Tagop yang menjabat selaku Bupati Kabupaten Buru Selatan periode 2011-2016 dan periode 2016-2021, diduga sejak awal menjabat telah memberikan atensi lebih untuk berbagai proyek pada dinas PUPR Kabupaten Buru Selatan.

Di antaranya dengan mengundang secara khusus Kepala Dinas dan Kabid Bina Marga untuk mengetahui daftar dan nilai anggaran paket setiap pekerjaan proyek.

Atas informasi tersebut, Tagop kemudian merekomendasi dan menentukan secara sepihak, pihak rekanan mana saja yang bisa dimenangkan untuk mengerjakan proyek, baik yang melalui proses lelang maupun penunjukkan langsung.

"Dari penentuan para rekanan ini, diduga tersangka TSS meminta sejumlah uang dalam bentuk fee dengan nilai 7 % sampai dengan 10 % dari nilai kontrak pekerjaan," kata Lili.

 

"Khusus untuk proyek yang sumber dananya dari Dana Alokasi Khusus (DAK) ditentukan besaran fee masih di antara 7 % sampai dengan 10 % ditambah 8% dari nilai kontrak pekerjaan," imbuhnya.
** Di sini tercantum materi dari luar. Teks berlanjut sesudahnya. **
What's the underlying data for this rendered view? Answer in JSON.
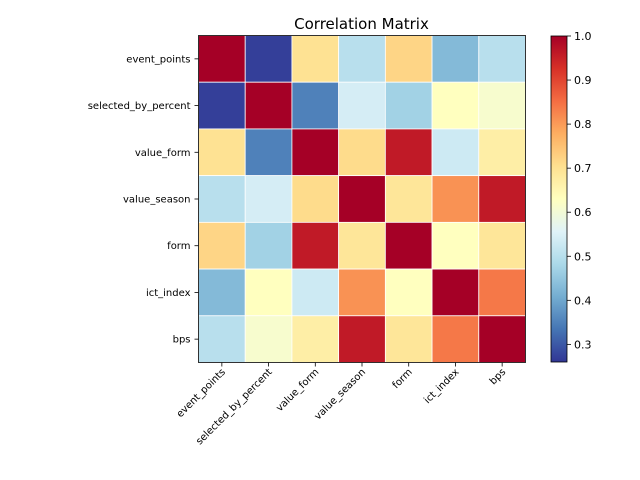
{
  "chart_data": {
    "type": "heatmap",
    "title": "Correlation Matrix",
    "xlabel": "",
    "ylabel": "",
    "variables": [
      "event_points",
      "selected_by_percent",
      "value_form",
      "value_season",
      "form",
      "ict_index",
      "bps"
    ],
    "matrix": [
      [
        1.0,
        0.27,
        0.7,
        0.5,
        0.72,
        0.43,
        0.5
      ],
      [
        0.27,
        1.0,
        0.35,
        0.54,
        0.47,
        0.63,
        0.61
      ],
      [
        0.7,
        0.35,
        1.0,
        0.71,
        0.96,
        0.53,
        0.67
      ],
      [
        0.5,
        0.54,
        0.71,
        1.0,
        0.69,
        0.81,
        0.96
      ],
      [
        0.72,
        0.47,
        0.96,
        0.69,
        1.0,
        0.63,
        0.69
      ],
      [
        0.43,
        0.63,
        0.53,
        0.81,
        0.63,
        1.0,
        0.84
      ],
      [
        0.5,
        0.61,
        0.67,
        0.96,
        0.69,
        0.84,
        1.0
      ]
    ],
    "colorbar": {
      "colormap": "RdYlBu_r",
      "vmin": 0.26,
      "vmax": 1.0,
      "ticks": [
        0.3,
        0.4,
        0.5,
        0.6,
        0.7,
        0.8,
        0.9,
        1.0
      ],
      "tick_labels": [
        "0.3",
        "0.4",
        "0.5",
        "0.6",
        "0.7",
        "0.8",
        "0.9",
        "1.0"
      ]
    },
    "grid": false,
    "legend": "colorbar-right"
  },
  "colors": {
    "colormap_stops": [
      "#313695",
      "#4575b4",
      "#74add1",
      "#abd9e9",
      "#e0f3f8",
      "#ffffbf",
      "#fee090",
      "#fdae61",
      "#f46d43",
      "#d73027",
      "#a50026"
    ],
    "cell_border": "#ffffff",
    "axis": "#000000"
  }
}
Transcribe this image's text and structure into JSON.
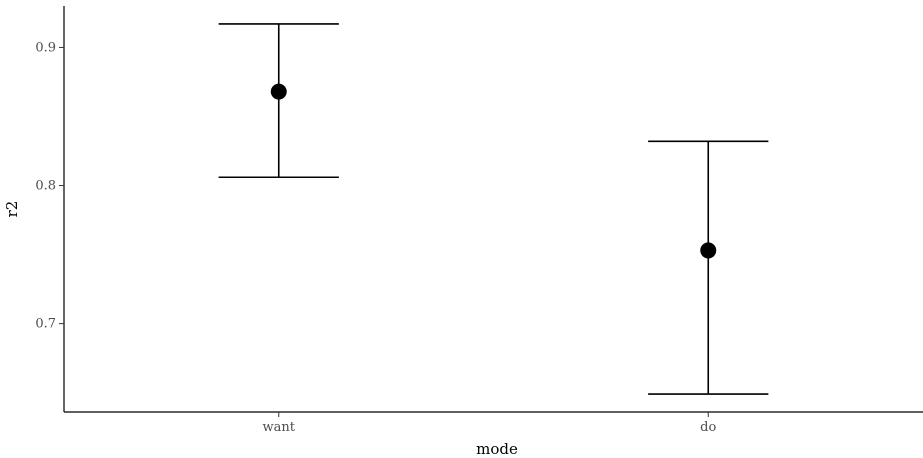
{
  "chart_data": {
    "type": "scatter",
    "subtype": "point-with-error-bars",
    "xlabel": "mode",
    "ylabel": "r2",
    "categories": [
      "want",
      "do"
    ],
    "points": [
      {
        "category": "want",
        "y": 0.868,
        "ymin": 0.806,
        "ymax": 0.917
      },
      {
        "category": "do",
        "y": 0.753,
        "ymin": 0.649,
        "ymax": 0.832
      }
    ],
    "ylim": [
      0.636,
      0.93
    ],
    "yticks": [
      0.7,
      0.8,
      0.9
    ],
    "yticks_labels": [
      "0.7",
      "0.8",
      "0.9"
    ],
    "grid": false,
    "legend": "none",
    "colors": {
      "point": "#000000",
      "errorbar": "#000000",
      "axis": "#000000"
    }
  }
}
Lili memerinci, adapun proyek-proyek tersebut di antaranya, pembangunan jalan dalam kota Namrole tahun 2015 dengan nilai proyek sebesar Rp 3,1 miliar; peningkatan jalan dalam kota Namrole (hotmix) dengan nilai proyek Rp 14,2 miliar.
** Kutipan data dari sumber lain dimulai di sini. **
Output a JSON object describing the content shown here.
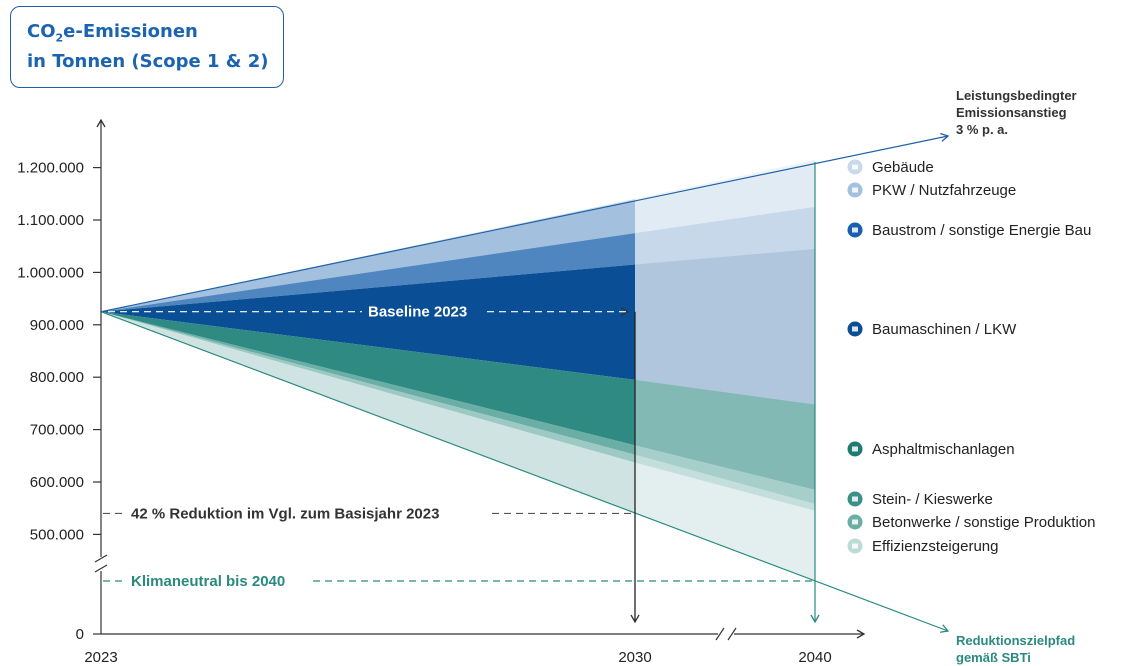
{
  "title": {
    "line1_prefix": "CO",
    "line1_sub": "2",
    "line1_suffix": "e-Emissionen",
    "line2": "in Tonnen (Scope 1 & 2)"
  },
  "colors": {
    "blue_line": "#1f62a5",
    "teal_line": "#2a8a80",
    "gebaeude": "#c9d8eb",
    "pkw": "#a3c0de",
    "baustrom": "#4f86bf",
    "baumaschinen": "#0a4f96",
    "asphalt": "#2f8a84",
    "stein": "#6aaea6",
    "beton": "#9cc9c3",
    "effizienz": "#cfe4e2"
  },
  "annotations": {
    "top_right": [
      "Leistungsbedingter",
      "Emissionsanstieg",
      "3 % p. a."
    ],
    "baseline": "Baseline 2023",
    "reduction": "42 % Reduktion im Vgl. zum Basisjahr 2023",
    "climate_neutral": "Klimaneutral bis 2040",
    "target_path": [
      "Reduktionszielpfad",
      "gemäß SBTi"
    ]
  },
  "chart_data": {
    "type": "area",
    "title": "CO₂e-Emissionen in Tonnen (Scope 1 & 2)",
    "x_categories": [
      "2023",
      "2030",
      "2040"
    ],
    "y_ticks": [
      {
        "value": 1200000,
        "label": "1.200.000"
      },
      {
        "value": 1100000,
        "label": "1.100.000"
      },
      {
        "value": 1000000,
        "label": "1.000.000"
      },
      {
        "value": 900000,
        "label": "900.000"
      },
      {
        "value": 800000,
        "label": "800.000"
      },
      {
        "value": 700000,
        "label": "700.000"
      },
      {
        "value": 600000,
        "label": "600.000"
      },
      {
        "value": 500000,
        "label": "500.000"
      },
      {
        "value": 0,
        "label": "0"
      }
    ],
    "axis_break": true,
    "baseline_2023": 925000,
    "lines": [
      {
        "name": "Leistungsbedingter Emissionsanstieg 3 % p. a.",
        "values": {
          "2023": 925000,
          "2030": 1140000,
          "2040": 1215000
        }
      },
      {
        "name": "Reduktionszielpfad gemäß SBTi",
        "values": {
          "2023": 925000,
          "2030": 540000,
          "2040": 0
        }
      }
    ],
    "bands": [
      {
        "name": "Gebäude",
        "upper": {
          "2023": 925000,
          "2030": 1140000,
          "2040": 1215000
        },
        "lower": {
          "2023": 925000,
          "2030": 1135000,
          "2040": 1205000
        }
      },
      {
        "name": "PKW / Nutzfahrzeuge",
        "upper": {
          "2023": 925000,
          "2030": 1135000,
          "2040": 1205000
        },
        "lower": {
          "2023": 925000,
          "2030": 1075000,
          "2040": 1125000
        }
      },
      {
        "name": "Baustrom / sonstige Energie Bau",
        "upper": {
          "2023": 925000,
          "2030": 1075000,
          "2040": 1125000
        },
        "lower": {
          "2023": 925000,
          "2030": 1015000,
          "2040": 1045000
        }
      },
      {
        "name": "Baumaschinen / LKW",
        "upper": {
          "2023": 925000,
          "2030": 1015000,
          "2040": 1045000
        },
        "lower": {
          "2023": 925000,
          "2030": 795000,
          "2040": 748000
        }
      },
      {
        "name": "Asphaltmischanlagen",
        "upper": {
          "2023": 925000,
          "2030": 795000,
          "2040": 748000
        },
        "lower": {
          "2023": 925000,
          "2030": 670000,
          "2040": 585000
        }
      },
      {
        "name": "Stein- / Kieswerke",
        "upper": {
          "2023": 925000,
          "2030": 670000,
          "2040": 585000
        },
        "lower": {
          "2023": 925000,
          "2030": 652000,
          "2040": 558000
        }
      },
      {
        "name": "Betonwerke / sonstige Produktion",
        "upper": {
          "2023": 925000,
          "2030": 652000,
          "2040": 558000
        },
        "lower": {
          "2023": 925000,
          "2030": 637000,
          "2040": 545000
        }
      },
      {
        "name": "Effizienzsteigerung",
        "upper": {
          "2023": 925000,
          "2030": 637000,
          "2040": 545000
        },
        "lower": {
          "2023": 925000,
          "2030": 540000,
          "2040": 0
        }
      }
    ],
    "legend": [
      {
        "label": "Gebäude",
        "icon": "house-icon"
      },
      {
        "label": "PKW / Nutzfahrzeuge",
        "icon": "car-icon"
      },
      {
        "label": "Baustrom / sonstige Energie Bau",
        "icon": "plug-icon"
      },
      {
        "label": "Baumaschinen / LKW",
        "icon": "excavator-icon"
      },
      {
        "label": "Asphaltmischanlagen",
        "icon": "factory-icon"
      },
      {
        "label": "Stein- / Kieswerke",
        "icon": "crusher-icon"
      },
      {
        "label": "Betonwerke / sonstige Produktion",
        "icon": "concrete-mixer-icon"
      },
      {
        "label": "Effizienzsteigerung",
        "icon": "efficiency-icon"
      }
    ]
  }
}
Kemudian, peningkatan jalan ruas Wamsisi-Sp Namrole Modan Mohe (hotmix) dengan nilai proyek Rp 14,2 miliar; dan peningkatan jalan ruas Waemulang-Biloro dengan nilai proyek Rp 21,4 miliar.

 

Lili berujar Tagop menggunakan orang kepercayaannya, Johny Rynhard Kasman, untuk menerima sejumlah uang.

"Diduga nilai fee yang diterima oleh tersangka TSS sekitar sejumlah Rp10 miliar yang di antaranya diberikan oleh tersangka IK [Ivana Kwelju] karena dipilih untuk mengerjakan salah satu proyek pekerjaan yang anggarannya bersumber dari dana DAK tahun 2015," ucap Lili.
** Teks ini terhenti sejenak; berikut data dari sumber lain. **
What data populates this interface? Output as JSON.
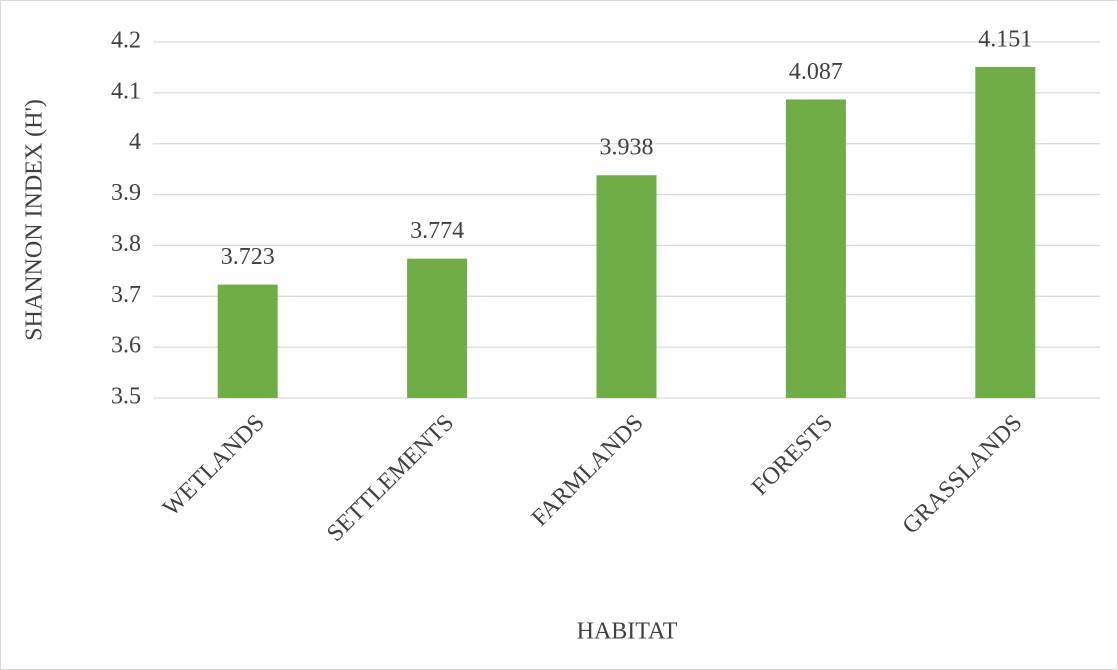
{
  "chart_data": {
    "type": "bar",
    "x_label": "HABITAT",
    "y_label": "SHANNON INDEX (H')",
    "categories": [
      "WETLANDS",
      "SETTLEMENTS",
      "FARMLANDS",
      "FORESTS",
      "GRASSLANDS"
    ],
    "values": [
      3.723,
      3.774,
      3.938,
      4.087,
      4.151
    ],
    "color": "#70ad47",
    "ylim": [
      3.5,
      4.2
    ],
    "yticks": [
      3.5,
      3.6,
      3.7,
      3.8,
      3.9,
      4,
      4.1,
      4.2
    ],
    "grid": true,
    "data_labels": true
  }
}
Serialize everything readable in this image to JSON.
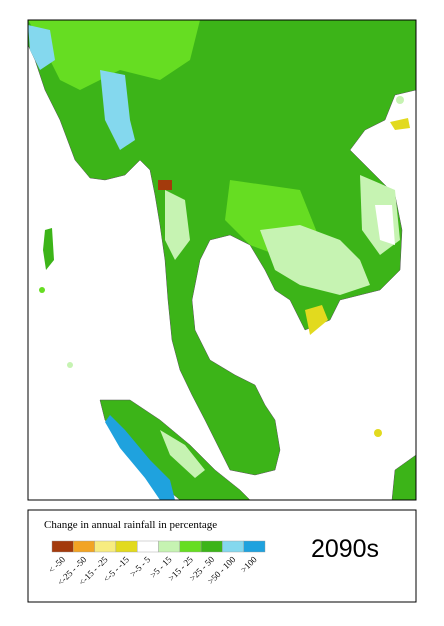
{
  "legend": {
    "title": "Change in annual rainfall in percentage",
    "items": [
      {
        "label": "< -50",
        "color": "#a33a0c"
      },
      {
        "label": "<-25 - -50",
        "color": "#f2a424"
      },
      {
        "label": "<-15 - -25",
        "color": "#f7ec80"
      },
      {
        "label": "<-5 - -15",
        "color": "#e2da1e"
      },
      {
        "label": ">-5 - 5",
        "color": "#ffffff"
      },
      {
        "label": ">5 - 15",
        "color": "#c6f3b2"
      },
      {
        "label": ">15 - 25",
        "color": "#66dd22"
      },
      {
        "label": ">25 - 50",
        "color": "#3cb418"
      },
      {
        "label": ">50 - 100",
        "color": "#84d8ee"
      },
      {
        "label": ">100",
        "color": "#1fa2de"
      }
    ]
  },
  "period": "2090s"
}
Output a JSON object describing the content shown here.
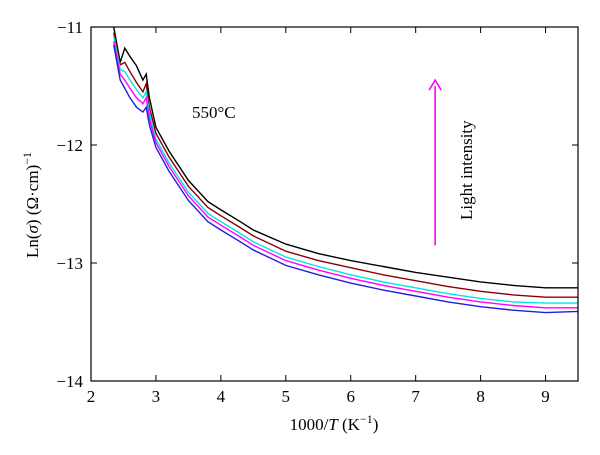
{
  "chart_data": {
    "type": "line",
    "xlabel_parts": {
      "pre": "1000/",
      "var": "T",
      "mid": " (K",
      "sup": "−1",
      "post": ")"
    },
    "ylabel_parts": {
      "pre": "Ln(",
      "var": "σ",
      "mid": ") (Ω·cm)",
      "sup": "−1"
    },
    "xlim": [
      2,
      9.5
    ],
    "ylim": [
      -14,
      -11
    ],
    "xticks": [
      2,
      3,
      4,
      5,
      6,
      7,
      8,
      9
    ],
    "yticks": [
      -11,
      -12,
      -13,
      -14
    ],
    "xtick_labels": [
      "2",
      "3",
      "4",
      "5",
      "6",
      "7",
      "8",
      "9"
    ],
    "ytick_labels": [
      "−11",
      "−12",
      "−13",
      "−14"
    ],
    "annotations": {
      "temperature": "550°C",
      "arrow_label": "Light intensity"
    },
    "arrow": {
      "x": 7.3,
      "y_from": -12.85,
      "y_to": -11.45,
      "color": "#ff00ff"
    },
    "series": [
      {
        "color": "#000000",
        "points": [
          [
            2.35,
            -11.0
          ],
          [
            2.45,
            -11.3
          ],
          [
            2.52,
            -11.18
          ],
          [
            2.6,
            -11.25
          ],
          [
            2.7,
            -11.33
          ],
          [
            2.8,
            -11.45
          ],
          [
            2.85,
            -11.4
          ],
          [
            2.9,
            -11.6
          ],
          [
            3.0,
            -11.85
          ],
          [
            3.2,
            -12.05
          ],
          [
            3.5,
            -12.3
          ],
          [
            3.8,
            -12.48
          ],
          [
            4.0,
            -12.55
          ],
          [
            4.3,
            -12.65
          ],
          [
            4.5,
            -12.72
          ],
          [
            5.0,
            -12.84
          ],
          [
            5.5,
            -12.92
          ],
          [
            6.0,
            -12.98
          ],
          [
            6.5,
            -13.03
          ],
          [
            7.0,
            -13.08
          ],
          [
            7.5,
            -13.12
          ],
          [
            8.0,
            -13.16
          ],
          [
            8.5,
            -13.19
          ],
          [
            9.0,
            -13.21
          ],
          [
            9.5,
            -13.21
          ]
        ]
      },
      {
        "color": "#8b0000",
        "points": [
          [
            2.35,
            -11.05
          ],
          [
            2.45,
            -11.32
          ],
          [
            2.52,
            -11.3
          ],
          [
            2.6,
            -11.38
          ],
          [
            2.7,
            -11.47
          ],
          [
            2.8,
            -11.55
          ],
          [
            2.85,
            -11.48
          ],
          [
            2.9,
            -11.68
          ],
          [
            3.0,
            -11.9
          ],
          [
            3.2,
            -12.1
          ],
          [
            3.5,
            -12.35
          ],
          [
            3.8,
            -12.53
          ],
          [
            4.0,
            -12.6
          ],
          [
            4.3,
            -12.7
          ],
          [
            4.5,
            -12.77
          ],
          [
            5.0,
            -12.9
          ],
          [
            5.5,
            -12.98
          ],
          [
            6.0,
            -13.04
          ],
          [
            6.5,
            -13.1
          ],
          [
            7.0,
            -13.15
          ],
          [
            7.5,
            -13.2
          ],
          [
            8.0,
            -13.24
          ],
          [
            8.5,
            -13.27
          ],
          [
            9.0,
            -13.29
          ],
          [
            9.5,
            -13.29
          ]
        ]
      },
      {
        "color": "#00e5e5",
        "points": [
          [
            2.35,
            -11.08
          ],
          [
            2.45,
            -11.36
          ],
          [
            2.52,
            -11.38
          ],
          [
            2.6,
            -11.45
          ],
          [
            2.7,
            -11.53
          ],
          [
            2.8,
            -11.6
          ],
          [
            2.85,
            -11.55
          ],
          [
            2.9,
            -11.73
          ],
          [
            3.0,
            -11.95
          ],
          [
            3.2,
            -12.15
          ],
          [
            3.5,
            -12.4
          ],
          [
            3.8,
            -12.58
          ],
          [
            4.0,
            -12.65
          ],
          [
            4.3,
            -12.75
          ],
          [
            4.5,
            -12.82
          ],
          [
            5.0,
            -12.95
          ],
          [
            5.5,
            -13.03
          ],
          [
            6.0,
            -13.1
          ],
          [
            6.5,
            -13.16
          ],
          [
            7.0,
            -13.21
          ],
          [
            7.5,
            -13.26
          ],
          [
            8.0,
            -13.3
          ],
          [
            8.5,
            -13.33
          ],
          [
            9.0,
            -13.34
          ],
          [
            9.5,
            -13.34
          ]
        ]
      },
      {
        "color": "#ff00ff",
        "points": [
          [
            2.35,
            -11.12
          ],
          [
            2.45,
            -11.4
          ],
          [
            2.52,
            -11.45
          ],
          [
            2.6,
            -11.52
          ],
          [
            2.7,
            -11.6
          ],
          [
            2.8,
            -11.65
          ],
          [
            2.85,
            -11.6
          ],
          [
            2.9,
            -11.78
          ],
          [
            3.0,
            -11.98
          ],
          [
            3.2,
            -12.18
          ],
          [
            3.5,
            -12.43
          ],
          [
            3.8,
            -12.61
          ],
          [
            4.0,
            -12.68
          ],
          [
            4.3,
            -12.78
          ],
          [
            4.5,
            -12.85
          ],
          [
            5.0,
            -12.98
          ],
          [
            5.5,
            -13.06
          ],
          [
            6.0,
            -13.13
          ],
          [
            6.5,
            -13.19
          ],
          [
            7.0,
            -13.24
          ],
          [
            7.5,
            -13.29
          ],
          [
            8.0,
            -13.33
          ],
          [
            8.5,
            -13.36
          ],
          [
            9.0,
            -13.38
          ],
          [
            9.5,
            -13.38
          ]
        ]
      },
      {
        "color": "#1f1fdf",
        "points": [
          [
            2.35,
            -11.15
          ],
          [
            2.45,
            -11.45
          ],
          [
            2.52,
            -11.52
          ],
          [
            2.6,
            -11.6
          ],
          [
            2.7,
            -11.68
          ],
          [
            2.8,
            -11.72
          ],
          [
            2.85,
            -11.68
          ],
          [
            2.9,
            -11.83
          ],
          [
            3.0,
            -12.02
          ],
          [
            3.2,
            -12.22
          ],
          [
            3.5,
            -12.47
          ],
          [
            3.8,
            -12.65
          ],
          [
            4.0,
            -12.72
          ],
          [
            4.3,
            -12.82
          ],
          [
            4.5,
            -12.89
          ],
          [
            5.0,
            -13.02
          ],
          [
            5.5,
            -13.1
          ],
          [
            6.0,
            -13.17
          ],
          [
            6.5,
            -13.23
          ],
          [
            7.0,
            -13.28
          ],
          [
            7.5,
            -13.33
          ],
          [
            8.0,
            -13.37
          ],
          [
            8.5,
            -13.4
          ],
          [
            9.0,
            -13.42
          ],
          [
            9.5,
            -13.41
          ]
        ]
      }
    ]
  }
}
Dari uang itu, Tagop diduga membeli sejumlah aset dengan menggunakan nama pihak-pihak lain dengan maksud untuk menyamarkan asal-usul uang yang diterima dari para rekanan kontraktor. Namun, KPK tidak menjelaskan detail mengenai penerimaan gratifikasi.

Atas perbuatannya, Tagop dan Johny disangkakan melanggar Pasal 12 huruf a atau Pasal 12 huruf b atau Pasal 11 dan Pasal 12 B Undang-undang Pemberantasan Tindak Pidana Korupsi (UU Tipikor) Jo Pasal 55 ayat 1 ke-1 KUHP dan Pasal 3 dan atau Pasal 4 UU Nomor 8 Tahun 2010 tentang Pencegahan dan Pemberantasan TPPU.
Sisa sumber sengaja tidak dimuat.